Q: I think for many people, eVTOLs seem more like sci-fi than reality. How do you see this technology becoming part of our everyday lives?
Fin: Here’s a great example. Let’s say you’ve landed at Palm Beach International Airport and have a meeting in Miami. Instead of sitting in rush hour traffic for an hour and a half, you board an eVTOL air taxi and arrive in 15 minutes. Companies like Lilium and Joby are already leasing land at airports to develop vertiports—similar to heliports but for eVTOLs—so they can provide a commuter link for passengers who fly into those airports and need local connections.
We’re also seeing opportunities for large retailers to provide last-mile delivery. So imagine a cargo plane lands at an airport, packages are offloaded and transferred from the cargo bay to a fleet of remote-controlled drones—also known as unmanned aerial systems, or UAS—which will then deliver the packages right to your door through established, low-altitude airspace corridors.
With Section 163 of the FAA Reauthorization Act of 2018, projects involving the development of airport land for non-aeronautical use have a faster FAA review and have thus become very attractive commercial options—both for airports, which are eager to further develop their land holdings, and for the companies leading in the AAM/UAS space.
Q: How far away are these scenarios?
Fin: Using UAS for package delivery is certified and happening as we speak. China is testing remote-piloted eVTOLs for passenger taxi service, and they’re only about five years ahead of the U.S. So these innovations are either here already or on the very near-term horizon. The issue now is staffing on the certification side with the FAA as there are currently over 350 requests for eVTOL certification pending.
VHB just unseated a competitor to win a commercial services real estate development contract at a major airport to build capacity for AAM. For another client, we brought in Hovecon, a consulting firm working to accelerate the adoption of autonomous aerial transportation, to establish a UAS component for an airport master plan, which will be one of the first of its kind in the U.S.
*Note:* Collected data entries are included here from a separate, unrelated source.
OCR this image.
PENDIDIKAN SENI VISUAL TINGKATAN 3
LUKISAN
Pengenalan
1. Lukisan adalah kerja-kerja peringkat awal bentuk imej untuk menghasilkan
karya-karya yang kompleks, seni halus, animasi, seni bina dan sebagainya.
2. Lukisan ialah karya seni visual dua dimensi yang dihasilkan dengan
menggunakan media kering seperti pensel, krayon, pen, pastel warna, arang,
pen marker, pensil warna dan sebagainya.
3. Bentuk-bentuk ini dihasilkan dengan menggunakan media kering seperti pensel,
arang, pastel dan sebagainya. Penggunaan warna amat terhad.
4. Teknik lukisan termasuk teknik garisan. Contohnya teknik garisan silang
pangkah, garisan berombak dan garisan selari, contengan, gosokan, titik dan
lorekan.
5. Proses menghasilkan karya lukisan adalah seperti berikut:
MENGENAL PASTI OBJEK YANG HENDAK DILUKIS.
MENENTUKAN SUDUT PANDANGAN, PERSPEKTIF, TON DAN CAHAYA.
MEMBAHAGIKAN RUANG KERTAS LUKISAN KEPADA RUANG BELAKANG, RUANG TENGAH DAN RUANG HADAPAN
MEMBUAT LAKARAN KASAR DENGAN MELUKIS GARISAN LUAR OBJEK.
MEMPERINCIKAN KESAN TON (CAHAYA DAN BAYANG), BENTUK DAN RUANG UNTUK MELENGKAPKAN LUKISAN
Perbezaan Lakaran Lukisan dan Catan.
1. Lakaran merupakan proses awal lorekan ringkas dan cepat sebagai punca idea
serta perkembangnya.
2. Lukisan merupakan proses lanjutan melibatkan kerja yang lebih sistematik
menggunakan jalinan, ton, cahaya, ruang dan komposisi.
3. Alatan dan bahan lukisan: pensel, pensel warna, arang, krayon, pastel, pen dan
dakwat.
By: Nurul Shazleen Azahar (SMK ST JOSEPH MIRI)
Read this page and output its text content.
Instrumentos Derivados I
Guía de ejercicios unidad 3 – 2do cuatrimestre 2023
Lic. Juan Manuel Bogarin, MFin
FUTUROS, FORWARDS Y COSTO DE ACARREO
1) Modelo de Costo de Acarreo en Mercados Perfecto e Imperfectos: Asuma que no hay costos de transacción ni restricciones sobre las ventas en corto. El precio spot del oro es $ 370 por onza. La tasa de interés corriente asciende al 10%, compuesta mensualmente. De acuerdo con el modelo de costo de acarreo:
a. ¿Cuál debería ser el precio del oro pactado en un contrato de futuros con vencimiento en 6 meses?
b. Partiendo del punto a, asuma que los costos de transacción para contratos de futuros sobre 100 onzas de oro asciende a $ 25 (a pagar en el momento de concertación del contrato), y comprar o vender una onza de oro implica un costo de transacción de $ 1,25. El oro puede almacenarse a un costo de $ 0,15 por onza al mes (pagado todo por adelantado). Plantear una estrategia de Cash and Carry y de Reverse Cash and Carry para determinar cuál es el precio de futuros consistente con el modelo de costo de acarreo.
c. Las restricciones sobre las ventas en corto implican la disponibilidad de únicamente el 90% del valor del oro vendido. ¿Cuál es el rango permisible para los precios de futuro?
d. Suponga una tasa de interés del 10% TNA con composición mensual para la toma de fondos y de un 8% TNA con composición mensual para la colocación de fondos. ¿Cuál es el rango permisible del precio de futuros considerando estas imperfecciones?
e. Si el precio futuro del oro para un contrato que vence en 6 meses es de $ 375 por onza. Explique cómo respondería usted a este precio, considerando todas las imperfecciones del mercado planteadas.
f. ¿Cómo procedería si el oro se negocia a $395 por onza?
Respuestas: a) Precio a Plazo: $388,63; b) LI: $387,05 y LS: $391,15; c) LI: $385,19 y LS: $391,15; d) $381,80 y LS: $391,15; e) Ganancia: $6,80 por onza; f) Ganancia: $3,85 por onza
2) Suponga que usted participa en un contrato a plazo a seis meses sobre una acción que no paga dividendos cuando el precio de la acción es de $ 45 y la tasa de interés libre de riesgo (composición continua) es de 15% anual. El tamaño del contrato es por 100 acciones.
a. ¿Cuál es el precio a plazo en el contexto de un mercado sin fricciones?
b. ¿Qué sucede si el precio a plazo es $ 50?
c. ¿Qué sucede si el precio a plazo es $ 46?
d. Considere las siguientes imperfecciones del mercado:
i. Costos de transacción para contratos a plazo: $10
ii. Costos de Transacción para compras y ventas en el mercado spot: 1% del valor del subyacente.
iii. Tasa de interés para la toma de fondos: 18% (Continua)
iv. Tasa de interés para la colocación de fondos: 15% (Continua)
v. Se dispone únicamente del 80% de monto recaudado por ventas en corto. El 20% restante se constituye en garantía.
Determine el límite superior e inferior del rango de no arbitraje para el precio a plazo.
Q: These are impressive developments, and it’s surprising to learn that they’re so close at hand. It sounds like VHB is in a leadership position and can offer aviation clients a full range of services, from environmental services and sustainability to master planning and real estate development to vertiports, eVTOL, and AAM/UAS.
Fin: That’s correct. VHB is out in front among firms that specialize in AAM, and we have strong relationships with airports, the FAA, land developers, commercial developers, UAS/AAM expert partner firms, and manufacturers—as well as the integrated approach to bring all of these components together on projects.
Q: As you reflect back on your six years at VHB, what are you most proud of?
Fin: When I joined VHB, our team was pretty small and our services were limited. Now we have a core team of people dedicated exclusively to aviation work, including Carol Lurie, Regional Aviation Director; Sierra LePore, Senior Aviation Planner; Andrew Cheng, Transportation Analyst; Casey Venzon, Senior Environmental Planner; and myself. We partner with over 50 colleagues in other disciplines at VHB on aviation projects. We’ve really grown as a practice, which is reflected in our roster of clients and projects, and I’m excited to continue expanding our service capabilities as the industry accelerates into this phase of tremendous innovation.
Fin Bonset holds a BS in Aviation Management & Flight Technology and a master’s degree in Airport Management & Development from the Florida Institute of Technology. He is also a licensed commercial pilot with instrument ratings for both single- and multi-engine aircraft.